Layer 4: 6" Gluten Free Clementine Cake

This is a recipe that Nigella does, which I love.  You hear it's gluten free (it's actually also dairy free!) and you instantly think therefore that the cake is going to be a bit naff... well, you are wrong!  This cake comes out delightfully moist and full of flavour.

Ingredients:

  • 375g Clementines (I have also used Tangerines, Satsumas etc. in the past with no problems - usually about 4 or 5 fruit but obviously very dependent on size so weigh them if you can)
  • 6 medium eggs
  • 225g caster sugar
  • 250g ground almonds
  • 1 tsp baking powder (if you need the cake to be gluten free, check your baking powder is gluten free - Dove's Farm do a gluten free version which is what I used in this instance)
Method:
  1. Wash the clementines and pop them in a saucepan.  Cover with cold water and boil for 2 hours.  It helps to have a pan lid to stop all the water boiling away.  I set myself a timer every 30 minutes to keep checking the water level so they don't burn ( - I have done this far too many times!)

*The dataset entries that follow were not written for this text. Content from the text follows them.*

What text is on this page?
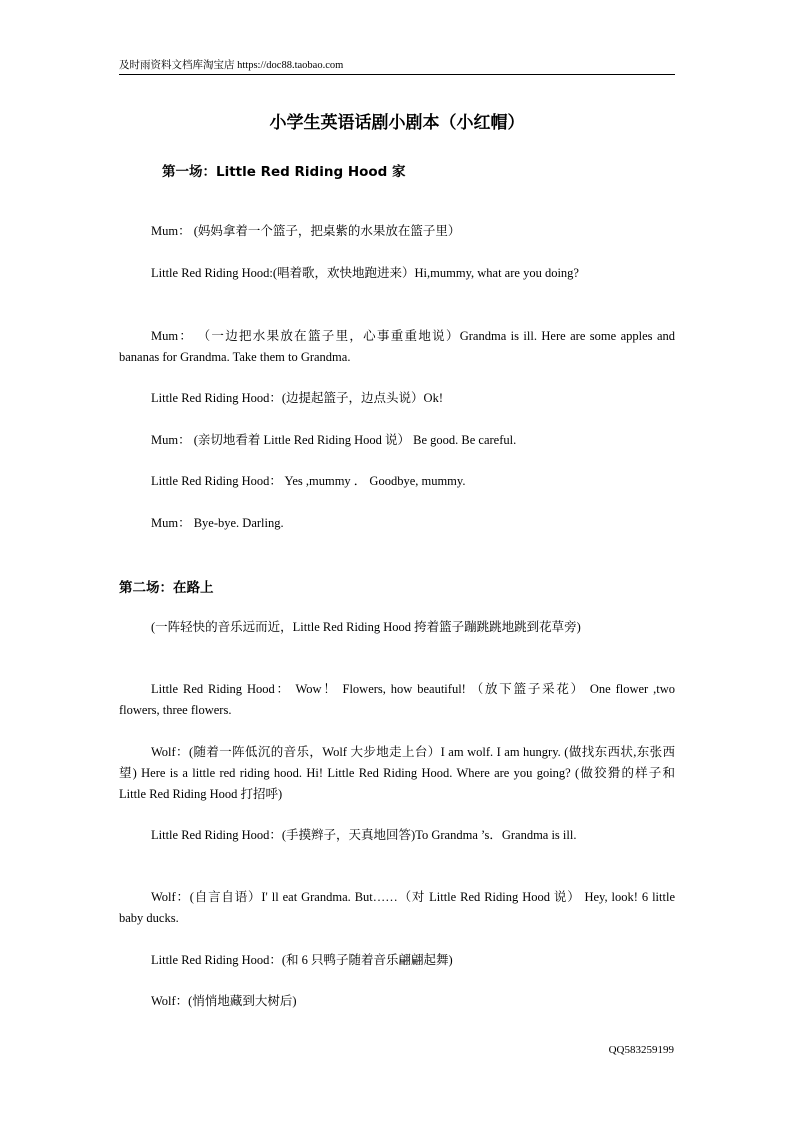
及时雨资料文档库淘宝店 https://doc88.taobao.com
小学生英语话剧小剧本（小红帽）
第一场：Little Red Riding Hood 家
Mum： (妈妈拿着一个篮子，把桌紫的水果放在篮子里）
Little Red Riding Hood:(唱着歌，欢快地跑进来）Hi,mummy, what are you doing?
Mum： （一边把水果放在篮子里，心事重重地说）Grandma is ill. Here are some apples and bananas for Grandma. Take them to Grandma.
Little Red Riding Hood：(边提起篮子，边点头说）Ok!
Mum： (亲切地看着 Little Red Riding Hood 说） Be good. Be careful.
Little Red Riding Hood： Yes ,mummy ． Goodbye, mummy.
Mum： Bye-bye. Darling.
第二场：在路上
(一阵轻快的音乐远而近，Little Red Riding Hood 挎着篮子蹦跳跳地跳到花草旁)
Little Red Riding Hood： Wow！ Flowers, how beautiful! （放下篮子采花） One flower ,two flowers, three flowers.
Wolf：(随着一阵低沉的音乐，Wolf 大步地走上台）I am wolf. I am hungry. (做找东西状,东张西望) Here is a little red riding hood. Hi! Little Red Riding Hood. Where are you going? (做狡猾的样子和 Little Red Riding Hood 打招呼)
Little Red Riding Hood：(手摸辫子，天真地回答)To Grandma ’s．Grandma is ill.
Wolf：(自言自语）I' ll eat Grandma. But……（对 Little Red Riding Hood 说） Hey, look! 6 little baby ducks.
Little Red Riding Hood：(和 6 只鸭子随着音乐翩翩起舞)
Wolf：(悄悄地藏到大树后)
QQ583259199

  2. After the two hours is up, strain and leave to cool for a bit.  When cool enough to handle, slice the oranges open and remove any pips you find.  Then blitz everything bar the pips (yes, including the skin!) in a hand blender / food processor / by hand - whatever you have available to you.  At this point you can refrigerate the orange pulp until you are ready to make the cake.  I often boil the oranges one evening after work, then make the cake the next.
  3. Whisk up the eggs and add the sugar and baking powder.  Then tip in the ground almonds, and finally the orange pulp. (Again, you can do this by hand, using a hand mixer, or a food processor) 

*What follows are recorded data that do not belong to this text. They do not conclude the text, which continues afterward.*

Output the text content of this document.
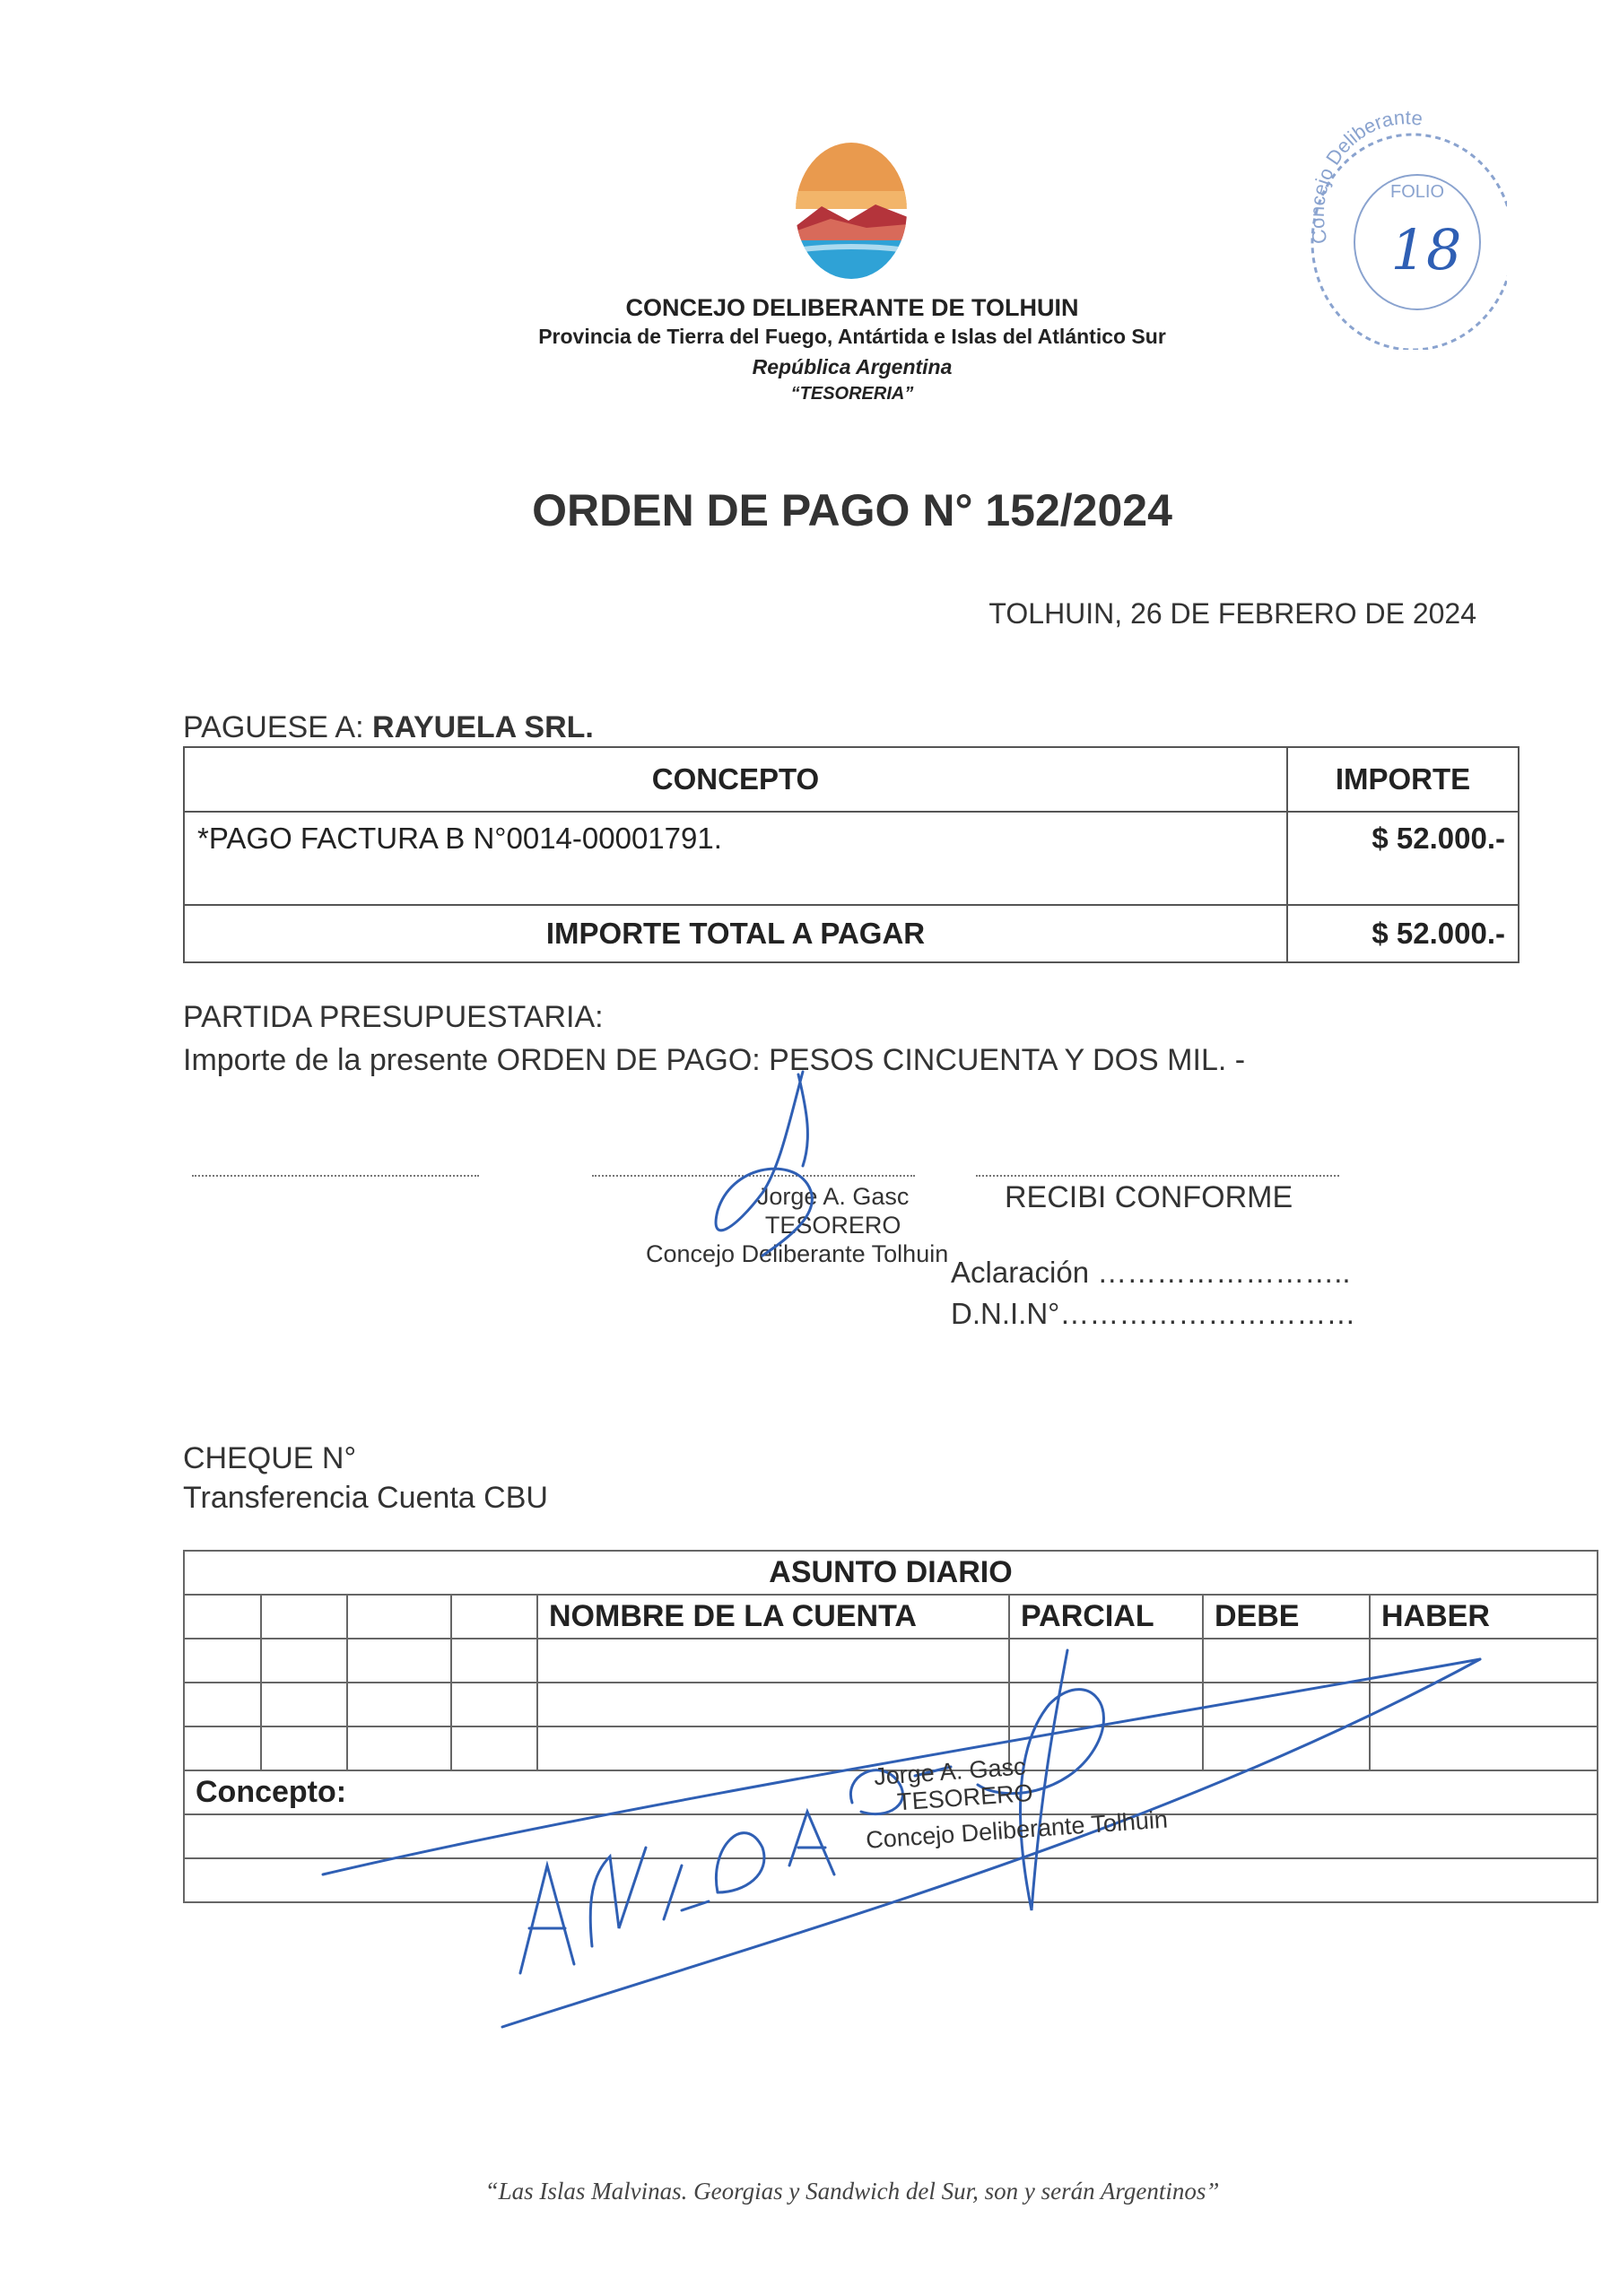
CONCEJO DELIBERANTE DE TOLHUIN
Provincia de Tierra del Fuego, Antártida e Islas del Atlántico Sur
República Argentina
“TESORERIA”
Concejo Deliberante
FOLIO
18
ORDEN DE PAGO N° 152/2024
TOLHUIN, 26 DE FEBRERO DE 2024
PAGUESE A: RAYUELA SRL.
CONCEPTO	IMPORTE
*PAGO FACTURA B N°0014-00001791.	$ 52.000.-
IMPORTE TOTAL A PAGAR	$ 52.000.-
PARTIDA PRESUPUESTARIA:
Importe de la presente ORDEN DE PAGO: PESOS CINCUENTA Y DOS MIL. -
Jorge A. Gasc
TESORERO
Concejo Deliberante Tolhuin
RECIBI CONFORME
Aclaración ……………………..
D.N.I.N°…………………………
CHEQUE N°
Transferencia Cuenta CBU
ASUNTO DIARIO							
				NOMBRE DE LA CUENTA	PARCIAL	DEBE	HABER

Concepto:							

“Las Islas Malvinas. Georgias y Sandwich del Sur, son y serán Argentinos”
Jorge A. Gasc
TESORERO
Concejo Deliberante Tolhuin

  4. Grease and line your cake tin (either a normal 8" round, or a deep 6" square if you want a deeper cake) with baking parchment , and pour in the mixture.
  5. Bake at 190 degrees, or 170 degrees for fan assisted.  Bake for about an hour, although you may have to cover the cake with foil if it gets a bit too brown.  A 6" deeper cake will take a bit longer than this so be patient.  When a skewer comes out clean the cake is done.
  6. Leave to cool in the tin, and then take it out when completely cold.